Tabak: How is it that democratic theorists can contribute to political analysis?
Gagnon: To answer this question we must first address what the political is. What are politics? In general, and for the sake of this discussion, I will term it as a process by which individuals participate in the governance and government of a specific geographically-bounded territory. The nature of politics changes with the nature of government, governance, civil society and a number of other complex factors. In most ‘democratic’ systems, we see the opportunity for non-elites and all legal minorities to participate in elections and to assemble freely for example (although, in practice, things are not quite as simple as these promises). In a totalitarian system, the obverse is most likely to be ‘true’.

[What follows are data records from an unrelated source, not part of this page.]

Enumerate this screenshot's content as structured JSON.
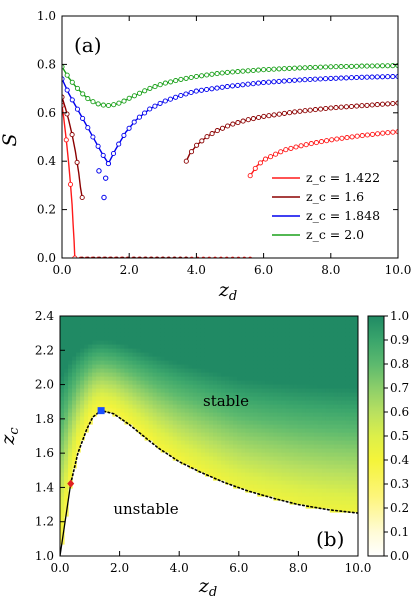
{
  "chart_data": [
    {
      "type": "line",
      "panel_label": "(a)",
      "xlabel": "z_d",
      "ylabel": "S",
      "xlim": [
        0,
        10
      ],
      "ylim": [
        0,
        1.0
      ],
      "xticks": [
        "0.0",
        "2.0",
        "4.0",
        "6.0",
        "8.0",
        "10.0"
      ],
      "yticks": [
        "0.0",
        "0.2",
        "0.4",
        "0.6",
        "0.8",
        "1.0"
      ],
      "legend_position": "lower-right",
      "series": [
        {
          "name": "z_c = 1.422",
          "color": "#ff1a1a",
          "segments": [
            {
              "x": [
                0.0,
                0.05,
                0.1,
                0.15,
                0.2,
                0.25,
                0.3,
                0.33,
                0.36,
                0.38
              ],
              "y": [
                0.63,
                0.58,
                0.52,
                0.46,
                0.39,
                0.31,
                0.22,
                0.14,
                0.07,
                0.0
              ]
            },
            {
              "x": [
                5.6,
                5.8,
                6.0,
                6.3,
                6.6,
                7.0,
                7.5,
                8.0,
                8.5,
                9.0,
                9.5,
                10.0
              ],
              "y": [
                0.34,
                0.38,
                0.405,
                0.425,
                0.445,
                0.46,
                0.475,
                0.488,
                0.498,
                0.507,
                0.515,
                0.522
              ]
            }
          ],
          "zero_line": [
            0.38,
            5.6
          ]
        },
        {
          "name": "z_c = 1.6",
          "color": "#8b0000",
          "segments": [
            {
              "x": [
                0.0,
                0.1,
                0.2,
                0.3,
                0.4,
                0.5,
                0.55,
                0.6
              ],
              "y": [
                0.665,
                0.62,
                0.57,
                0.51,
                0.44,
                0.35,
                0.29,
                0.25
              ]
            },
            {
              "x": [
                3.7,
                3.8,
                4.0,
                4.3,
                4.6,
                5.0,
                5.5,
                6.0,
                7.0,
                8.0,
                9.0,
                10.0
              ],
              "y": [
                0.4,
                0.43,
                0.465,
                0.5,
                0.525,
                0.55,
                0.57,
                0.585,
                0.605,
                0.62,
                0.63,
                0.64
              ]
            }
          ],
          "zero_line": [
            0.6,
            3.7
          ]
        },
        {
          "name": "z_c = 1.848",
          "color": "#0000ee",
          "segments": [
            {
              "x": [
                0.0,
                0.1,
                0.2,
                0.4,
                0.6,
                0.8,
                1.0,
                1.2,
                1.38
              ],
              "y": [
                0.74,
                0.71,
                0.68,
                0.63,
                0.58,
                0.53,
                0.48,
                0.43,
                0.39
              ]
            },
            {
              "x": [
                1.38,
                1.6,
                1.9,
                2.2,
                2.6,
                3.0,
                3.5,
                4.0,
                5.0,
                6.0,
                7.0,
                8.0,
                9.0,
                10.0
              ],
              "y": [
                0.39,
                0.45,
                0.52,
                0.57,
                0.615,
                0.645,
                0.67,
                0.69,
                0.71,
                0.725,
                0.735,
                0.742,
                0.747,
                0.75
              ]
            }
          ],
          "isolated_points": [
            [
              1.1,
              0.36
            ],
            [
              1.3,
              0.33
            ],
            [
              1.25,
              0.25
            ]
          ]
        },
        {
          "name": "z_c = 2.0",
          "color": "#1aa01a",
          "segments": [
            {
              "x": [
                0.0,
                0.2,
                0.4,
                0.6,
                0.8,
                1.0,
                1.2,
                1.4,
                1.6,
                1.8,
                2.0,
                2.3,
                2.6,
                3.0,
                3.5,
                4.0,
                4.5,
                5.0,
                6.0,
                7.0,
                8.0,
                9.0,
                10.0
              ],
              "y": [
                0.79,
                0.745,
                0.71,
                0.68,
                0.655,
                0.64,
                0.632,
                0.63,
                0.635,
                0.645,
                0.66,
                0.68,
                0.7,
                0.72,
                0.737,
                0.75,
                0.76,
                0.768,
                0.778,
                0.785,
                0.79,
                0.793,
                0.795
              ]
            }
          ]
        }
      ]
    },
    {
      "type": "heatmap",
      "panel_label": "(b)",
      "xlabel": "z_d",
      "ylabel": "z_c",
      "xlim": [
        0,
        10
      ],
      "ylim": [
        1.0,
        2.4
      ],
      "xticks": [
        "0.0",
        "2.0",
        "4.0",
        "6.0",
        "8.0",
        "10.0"
      ],
      "yticks": [
        "1.0",
        "1.2",
        "1.4",
        "1.6",
        "1.8",
        "2.0",
        "2.2",
        "2.4"
      ],
      "colorbar_ticks": [
        "0.0",
        "0.1",
        "0.2",
        "0.3",
        "0.4",
        "0.5",
        "0.6",
        "0.7",
        "0.8",
        "0.9",
        "1.0"
      ],
      "colorbar_range": [
        0.0,
        1.0
      ],
      "region_labels": {
        "stable": "stable",
        "unstable": "unstable"
      },
      "boundary": {
        "x": [
          1.38,
          1.8,
          2.3,
          2.8,
          3.3,
          4.0,
          4.7,
          5.5,
          6.3,
          7.2,
          8.0,
          9.0,
          10.0
        ],
        "y": [
          1.848,
          1.83,
          1.77,
          1.7,
          1.63,
          1.55,
          1.49,
          1.43,
          1.38,
          1.335,
          1.3,
          1.27,
          1.25
        ]
      },
      "boundary_left": {
        "x": [
          0.0,
          0.36
        ],
        "y": [
          1.0,
          1.422
        ]
      },
      "boundary_left_upper": {
        "x": [
          0.36,
          0.6,
          0.9,
          1.1,
          1.38
        ],
        "y": [
          1.422,
          1.6,
          1.74,
          1.81,
          1.848
        ]
      },
      "special_points": [
        {
          "x": 0.36,
          "y": 1.422,
          "color": "#e02020"
        },
        {
          "x": 1.38,
          "y": 1.848,
          "color": "#1a4fff"
        }
      ]
    }
  ]
}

I argue that democratic theorists contribute to political analysis because of the ‘sunglasses’ (as it were) that we offer for analysing politics. We are constantly looking for the means to infer how political activity in any given system impacts equality, communication, law, the selection of officials, the shape of a citizenry, and ultimately the citizenry’s sovereignty. And this is very much related to questions of rights, liberties, freedoms, justice, contemporary political society, republicanism and autonomy. This differs to other means of analysis. For example, in very simple terms, the economics theorist might be wearing sunglasses to determine how a political move is going to shape economic regulation. The international relations theorist has her sunglasses on to see how a political change might come to impact relations with a specific far-away country. The feminist may have his sunglasses on to see how a political decision will come to affect a number of women’s rights. All of these processes have ways of changing politics. We seek the democratic change. Of course, thinkers often borrow sunglasses from other camps for interdisciplinary studies that often yield unique and remarkable outcomes in political analysis – so matters are not as simple as I have portrayed them in the examples above.
Tabak: Would you argue that democracy affects politics in any meaningful way?
Gagnon: Because of our ‘sunglasses’, or variety of means to analyse the highly contested ‘variables’ of democracy, I argue that yes, democratic theory acts to democratise politics.